Ed Soares and Dave Meltzer on Chael Sonnen's "Quick Tap" Against Anderson Silva at UFC 117

Photo by Tracy Lee via Cage Writer

Some of my beloved readers have deigned to question His Nateness and my remarks about Chael Sonnen allegedly "quick tapping" against Anderson Silva at UFC 117. Just for the record, I'm not the only one. Here's Dave Meltzer, the dean of MMA writers:

Silva got a triangle with 2:00 left. Sonnen couldn't escape, and tapped out at 3:10 of the fifth round. Sonnen halfway tapped, and then tried to keep going. Silva got mad and didn't want to release the hold but they finally broke them up. This isn't the first, or second time this has happened with that team.

Meltzer is likely referring to Matt Lindland's infamous quick tap against Murilo Bustamante at UFC 37 and Sonnen's non tap against Paulo Filho at WEC 31. In the former instance, Lindland tapped which caused Bustamante to release the hold, then Big John McCarthy restarted the fight on the feet. In the latter instance, Sonnen verbally submitted against Filho and then strongly objected when the fight was stopped. 

Ed Soares, Anderson Silva, Ariel Helwani and Kid Nate all comment after the break:

Here's Anderson Silva's manager Ed Soares talking about it after the fight to MMAFighting.com:

"What happened was, number one, I was upset that Chael was...trying to deny at first that he tapped. I went through that scenario once before with Chael myself, with Paulo Filho. Chael has been known to do that once in a while. I don't think Chael is a dirty fighter. I don't think any of that.

"But when I walked in the ring, I can remember looking over towards Chael's corner and I saw his boxing trainer kind of look at me and put the thumbs down towards Anderson. And you know what? I lost my cool.

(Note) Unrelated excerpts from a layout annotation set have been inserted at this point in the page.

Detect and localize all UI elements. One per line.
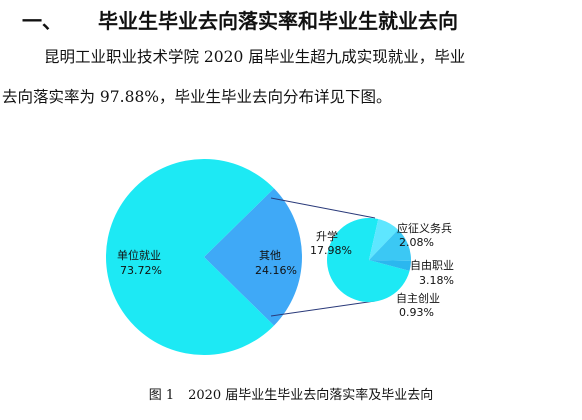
figure-caption-text: 2020 届毕业生毕业去向落实率及毕业去向 xyxy=(188,388,434,403)
label-employment-name: 单位就业 xyxy=(117,248,161,262)
sub-slice-2 xyxy=(369,219,399,260)
label-military-value: 2.08% xyxy=(399,236,434,249)
label-self-employed-value: 0.93% xyxy=(399,306,434,319)
main-pie xyxy=(105,159,302,355)
sub-slice-1 xyxy=(327,217,410,302)
sub-pie xyxy=(327,217,411,302)
main-slice-1 xyxy=(204,188,302,326)
pie-of-pie-chart: 单位就业 73.72% 其他 24.16% 升学 17.98% 应征义务兵 2.… xyxy=(105,159,454,355)
label-further-study-name: 升学 xyxy=(316,229,338,243)
connector-line-bottom xyxy=(270,300,376,317)
paragraph-line-2: 去向落实率为 97.88%，毕业生毕业去向分布详见下图。 xyxy=(2,88,392,106)
section-number: 一、 xyxy=(22,9,62,33)
label-freelance-value: 3.18% xyxy=(419,274,454,287)
main-slice-2 xyxy=(105,159,274,355)
label-self-employed-name: 自主创业 xyxy=(396,292,440,305)
connector-line-top xyxy=(270,197,376,219)
label-other-value: 24.16% xyxy=(255,264,297,277)
sub-slice-4 xyxy=(369,260,411,271)
figure-caption: 图 1 2020 届毕业生毕业去向落实率及毕业去向 xyxy=(0,386,582,406)
label-employment-value: 73.72% xyxy=(120,264,162,277)
label-further-study-value: 17.98% xyxy=(310,244,352,257)
figure-label: 图 1 xyxy=(148,388,175,403)
section-heading: 一、 毕业生毕业去向落实率和毕业生就业去向 xyxy=(22,6,572,36)
sub-slice-3 xyxy=(369,229,411,261)
label-freelance-name: 自由职业 xyxy=(410,258,454,272)
section-title: 毕业生毕业去向落实率和毕业生就业去向 xyxy=(98,9,458,33)
label-other-name: 其他 xyxy=(259,249,281,262)
paragraph-line-1: 昆明工业职业技术学院 2020 届毕业生超九成实现就业，毕业 xyxy=(44,48,466,66)
label-military-name: 应征义务兵 xyxy=(397,221,452,235)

I can tell you that if I could take it back, I would, but my emotions got the best of me at that moment and definitely some words were said."

Soares went on to say that he didn't have any ill feeling toward Sonnen, but simply got caught up in an emotional moment after his fighter's dramatic comeback victory.

Anderson Silva also commented on it to Gracie Magazine:

Sonnen was very arrogant in promoting the fight. After having submitted he tried to argue that he didn't tap. What did you think of that?

Everyone saw that he tapped. But you can understand how he'd behave like that in the heat of the fight. I've made some mistakes and everyone does, nobody's perfect. The important part was that we had a good showing and the crowd liked it. I feel it's a fight that will make history, we're both to be congratulated. Now each of us will go to his respective home to see the family and we'll work on improving.

That's not to say there isn't another side to this debate, Ariel Helwani took up the no quick tap cause on twitter:

Be clear, Chael hasn't complained about the tap. That was clearly a tap. Not sure why Anderson didn't let go.

As I said on Sunday Helwani is missing the point:

Helwani is missing the point of the quick tap attempt -- it's about getting the other guy to let go, hoping the ref missed the tap and going on with the fight.

And in sum, here's what I wrote about the matter Sunday morning:

It doesn't matter to me what kind of stunts Chael pulled in his efforts to promote the fight. In a sport where men habitually take PEDs and allegedly grease up before and definitely during fights to get an illegal advantage, I don't think quick tapping is the worst sin in the world. I also don't think anything said in the name of successfully smack talking this fight into a hit -- based on our traffic across the SBN network, this is a huge hit event for the UFC -- is a bad thing.

Chael Sonnen is today's hero for MMA's cause. 

I've since reversed myself on Chael's lies to hype the fight, but we'll return to that later today. I do want to reiterate that Team Quest may be somewhat infamous for quick tapping and fighting hard outside the ring for what they perceive is fair treament, but they are NOT one of the camps known for performance enhancing drugs (PEDs) or greasing up before fights.